Upon my reaction, the Dragon Helmet touched its chin with a nasal 'Hmm….'
[Yeah, well. Today isn't the only day. Just don't forget! You said it with your own mouth that you wouldn't be dead last. A man shouldn't go back on his word.]
“That's….”
[I'll set up a venue for it soon. Look forward to it. Oh, we're already here. It's the Station.]
At those words, I suddenly snapped back to my senses and looked ahead, and it was true.
I could see the chrome shelter-type Station installed on the side of the road.
A Dusk transportation facility with a futuristic design, surrounded by glass and cobalt lights.
A transparent electronic display board rose to the side, blinking and displaying the estimated time until the next Guided Bus arrived.
The surroundings were also quite bright, unlike the dark Alley. Walking while talking about this and that, we had arrived here before I knew it.
As expected of a major Passage where the Ground Bus passes, at the Station, I could lessen my worries about dangers like Scavengers, Slum Robbers, or Blind Killers.
Because this vicinity was not only packed with surveillance cameras but also part of the DCPD Traffic Patrol Route.
No matter how bold a Criminal is, they don't openly commit crimes at the Station.
The Dragon President didn't offer to walk me to the Station for nothing.
[You've arrived safely. Then I'm going now. See you tomorrow.]
As soon as I sat on the cold plastic chair at the station, Sasha Dragon said that and coolly left.
After exchanging a light farewell greeting, he strode away and disappeared into the middle of the slum alley submerged in darkness. As if he had no fear, he navigated that complicated passage as easily as if it were his own home.
Anyway, he's amazing.
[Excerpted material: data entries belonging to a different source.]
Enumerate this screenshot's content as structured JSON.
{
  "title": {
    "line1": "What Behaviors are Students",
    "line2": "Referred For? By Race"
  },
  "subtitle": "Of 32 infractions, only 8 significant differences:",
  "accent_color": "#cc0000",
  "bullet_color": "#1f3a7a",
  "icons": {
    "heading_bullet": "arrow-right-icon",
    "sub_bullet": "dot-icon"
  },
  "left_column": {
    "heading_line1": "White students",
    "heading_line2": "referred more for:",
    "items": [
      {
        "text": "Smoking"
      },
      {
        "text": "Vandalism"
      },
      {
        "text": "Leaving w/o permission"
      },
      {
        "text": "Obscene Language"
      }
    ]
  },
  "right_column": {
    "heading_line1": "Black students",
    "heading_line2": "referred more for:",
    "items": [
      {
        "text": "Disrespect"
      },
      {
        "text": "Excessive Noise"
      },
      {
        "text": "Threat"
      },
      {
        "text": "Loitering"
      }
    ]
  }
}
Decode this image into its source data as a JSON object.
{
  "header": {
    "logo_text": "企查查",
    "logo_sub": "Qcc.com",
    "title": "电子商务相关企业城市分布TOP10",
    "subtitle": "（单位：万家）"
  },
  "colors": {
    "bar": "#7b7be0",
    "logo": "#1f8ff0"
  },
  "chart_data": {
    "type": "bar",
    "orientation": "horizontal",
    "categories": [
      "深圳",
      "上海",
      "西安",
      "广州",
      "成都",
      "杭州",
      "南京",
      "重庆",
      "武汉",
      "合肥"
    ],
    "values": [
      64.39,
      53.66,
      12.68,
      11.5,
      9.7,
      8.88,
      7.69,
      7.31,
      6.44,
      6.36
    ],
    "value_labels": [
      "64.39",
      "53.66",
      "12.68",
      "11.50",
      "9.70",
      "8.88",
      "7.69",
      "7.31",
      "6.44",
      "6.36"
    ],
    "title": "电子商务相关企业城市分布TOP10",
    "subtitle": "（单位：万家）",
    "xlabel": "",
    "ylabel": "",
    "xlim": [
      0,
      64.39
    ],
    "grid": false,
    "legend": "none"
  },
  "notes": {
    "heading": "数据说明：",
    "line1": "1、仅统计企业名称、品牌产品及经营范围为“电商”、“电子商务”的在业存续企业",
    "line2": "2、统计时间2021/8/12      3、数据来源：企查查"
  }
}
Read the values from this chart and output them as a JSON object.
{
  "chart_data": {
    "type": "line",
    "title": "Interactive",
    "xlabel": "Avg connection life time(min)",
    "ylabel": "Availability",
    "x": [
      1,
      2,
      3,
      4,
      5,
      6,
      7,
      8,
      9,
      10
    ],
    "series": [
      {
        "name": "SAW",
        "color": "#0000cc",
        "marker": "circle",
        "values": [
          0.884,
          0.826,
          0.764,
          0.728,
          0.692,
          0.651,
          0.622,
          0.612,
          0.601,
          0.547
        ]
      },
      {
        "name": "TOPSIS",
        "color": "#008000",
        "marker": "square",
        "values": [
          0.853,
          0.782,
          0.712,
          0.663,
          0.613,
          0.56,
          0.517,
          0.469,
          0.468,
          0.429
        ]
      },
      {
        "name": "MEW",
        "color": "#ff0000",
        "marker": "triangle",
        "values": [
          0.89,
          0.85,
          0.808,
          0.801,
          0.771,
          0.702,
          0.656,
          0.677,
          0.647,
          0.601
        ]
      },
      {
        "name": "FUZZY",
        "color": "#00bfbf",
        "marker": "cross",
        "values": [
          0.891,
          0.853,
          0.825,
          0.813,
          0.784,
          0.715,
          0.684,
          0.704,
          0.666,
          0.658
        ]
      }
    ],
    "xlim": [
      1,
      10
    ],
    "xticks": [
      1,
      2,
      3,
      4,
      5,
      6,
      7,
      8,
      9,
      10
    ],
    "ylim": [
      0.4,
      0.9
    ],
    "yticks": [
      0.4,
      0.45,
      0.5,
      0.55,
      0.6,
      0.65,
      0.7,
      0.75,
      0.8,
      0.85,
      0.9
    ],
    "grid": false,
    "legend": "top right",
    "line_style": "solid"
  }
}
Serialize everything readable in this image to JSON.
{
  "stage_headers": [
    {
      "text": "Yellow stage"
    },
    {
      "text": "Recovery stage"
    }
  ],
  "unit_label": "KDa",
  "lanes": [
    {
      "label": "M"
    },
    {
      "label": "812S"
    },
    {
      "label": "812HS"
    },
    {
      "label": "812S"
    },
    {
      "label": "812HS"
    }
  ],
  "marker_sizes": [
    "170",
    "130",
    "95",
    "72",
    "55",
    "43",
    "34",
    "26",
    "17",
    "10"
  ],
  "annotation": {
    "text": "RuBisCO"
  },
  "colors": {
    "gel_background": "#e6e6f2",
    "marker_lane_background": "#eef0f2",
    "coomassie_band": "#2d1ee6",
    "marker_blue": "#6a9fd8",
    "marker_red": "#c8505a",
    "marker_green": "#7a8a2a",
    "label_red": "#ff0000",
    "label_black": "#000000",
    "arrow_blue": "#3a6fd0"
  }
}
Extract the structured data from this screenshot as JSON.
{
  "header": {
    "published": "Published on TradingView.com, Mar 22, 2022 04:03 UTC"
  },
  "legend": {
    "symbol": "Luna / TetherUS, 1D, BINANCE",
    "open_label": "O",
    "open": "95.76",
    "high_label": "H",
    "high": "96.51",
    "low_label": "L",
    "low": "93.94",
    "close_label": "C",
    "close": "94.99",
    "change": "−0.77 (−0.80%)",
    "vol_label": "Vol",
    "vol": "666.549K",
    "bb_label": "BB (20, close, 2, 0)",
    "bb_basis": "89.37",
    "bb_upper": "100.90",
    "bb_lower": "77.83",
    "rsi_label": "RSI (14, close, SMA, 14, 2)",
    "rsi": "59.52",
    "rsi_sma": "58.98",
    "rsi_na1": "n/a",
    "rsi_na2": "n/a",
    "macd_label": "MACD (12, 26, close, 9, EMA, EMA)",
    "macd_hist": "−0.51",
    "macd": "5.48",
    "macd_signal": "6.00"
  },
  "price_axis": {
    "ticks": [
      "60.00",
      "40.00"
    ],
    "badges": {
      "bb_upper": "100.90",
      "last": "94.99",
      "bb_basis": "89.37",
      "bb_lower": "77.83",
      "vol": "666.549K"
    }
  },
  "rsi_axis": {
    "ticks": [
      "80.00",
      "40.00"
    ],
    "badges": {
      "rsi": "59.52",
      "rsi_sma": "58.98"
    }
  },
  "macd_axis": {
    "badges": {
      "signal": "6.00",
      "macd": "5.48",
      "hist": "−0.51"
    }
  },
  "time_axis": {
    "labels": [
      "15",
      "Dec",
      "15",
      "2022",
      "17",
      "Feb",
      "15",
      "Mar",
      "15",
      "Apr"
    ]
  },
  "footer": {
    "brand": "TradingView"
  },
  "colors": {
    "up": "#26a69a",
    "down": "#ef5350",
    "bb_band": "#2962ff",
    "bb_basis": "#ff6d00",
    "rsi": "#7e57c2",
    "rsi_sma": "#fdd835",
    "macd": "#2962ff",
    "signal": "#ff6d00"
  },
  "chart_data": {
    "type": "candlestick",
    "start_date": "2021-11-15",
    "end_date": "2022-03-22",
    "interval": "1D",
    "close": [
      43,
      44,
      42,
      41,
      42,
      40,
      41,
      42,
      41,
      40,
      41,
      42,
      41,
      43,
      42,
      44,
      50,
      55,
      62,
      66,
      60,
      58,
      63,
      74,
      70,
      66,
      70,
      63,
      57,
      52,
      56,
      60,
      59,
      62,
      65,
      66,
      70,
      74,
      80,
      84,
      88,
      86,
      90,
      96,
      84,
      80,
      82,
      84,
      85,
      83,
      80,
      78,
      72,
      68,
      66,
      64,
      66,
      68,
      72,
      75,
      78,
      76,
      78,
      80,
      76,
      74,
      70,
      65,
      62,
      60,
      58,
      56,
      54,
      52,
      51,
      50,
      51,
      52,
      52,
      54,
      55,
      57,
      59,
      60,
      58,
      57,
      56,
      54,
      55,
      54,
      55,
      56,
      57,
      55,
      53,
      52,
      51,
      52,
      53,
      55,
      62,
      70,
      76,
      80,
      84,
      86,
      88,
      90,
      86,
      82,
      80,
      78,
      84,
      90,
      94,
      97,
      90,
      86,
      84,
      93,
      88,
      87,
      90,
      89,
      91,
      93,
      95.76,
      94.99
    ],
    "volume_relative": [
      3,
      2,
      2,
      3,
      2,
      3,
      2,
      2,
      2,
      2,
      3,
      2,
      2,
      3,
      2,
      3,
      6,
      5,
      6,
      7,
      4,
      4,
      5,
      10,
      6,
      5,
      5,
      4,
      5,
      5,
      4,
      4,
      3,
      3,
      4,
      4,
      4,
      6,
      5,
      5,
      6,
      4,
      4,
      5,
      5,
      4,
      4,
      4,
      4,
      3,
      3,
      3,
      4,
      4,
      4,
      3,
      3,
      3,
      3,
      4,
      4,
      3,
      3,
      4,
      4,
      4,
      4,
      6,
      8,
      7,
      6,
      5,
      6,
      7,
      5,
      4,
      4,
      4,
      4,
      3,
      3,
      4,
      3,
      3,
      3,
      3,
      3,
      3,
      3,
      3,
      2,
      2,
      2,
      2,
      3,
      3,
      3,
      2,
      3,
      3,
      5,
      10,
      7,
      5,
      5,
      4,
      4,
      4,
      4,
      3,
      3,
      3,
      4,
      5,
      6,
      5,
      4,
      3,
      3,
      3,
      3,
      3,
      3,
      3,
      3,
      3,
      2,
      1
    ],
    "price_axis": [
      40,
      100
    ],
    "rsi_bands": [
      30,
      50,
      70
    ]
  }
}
He must be that confident because he's sure he can easily protect his own body.
With just that Iron Man-like Powered Suit, even if a dozen ordinary gangs attacked, they wouldn't be a match for him.
I stared at the spot where the Dragon had left for a long time, and when the Ground Bus arrived, I took it and went back.
I transferred to the monorail, got off at the Kabuki Building platform, took the Lower Levels elevator down, opened the door to my home, Condominium Unit 0973, and collapsed onto my bed.
The time was 5:56 AM on March 22, 2107 AD.
I had finally gotten off work and returned home.
Looking back on the day, I felt like I was suffocating.
It had been such a long day. So many things had happened.
It felt like my brain was protesting, begging me to stop torturing it and to let it sleep. My eyelids were heavy and my head was dull.
However, surprisingly, my body felt quite light. Despite the long hours of labor, my limbs felt refreshed.
Did the Dragon President's forceful massage actually have an effect?
I fell asleep with such silly thoughts. I was so exhausted that I lost consciousness, sleeping like the dead.
…In my dream that day, the Red Dragon Legion appeared, chasing me from behind.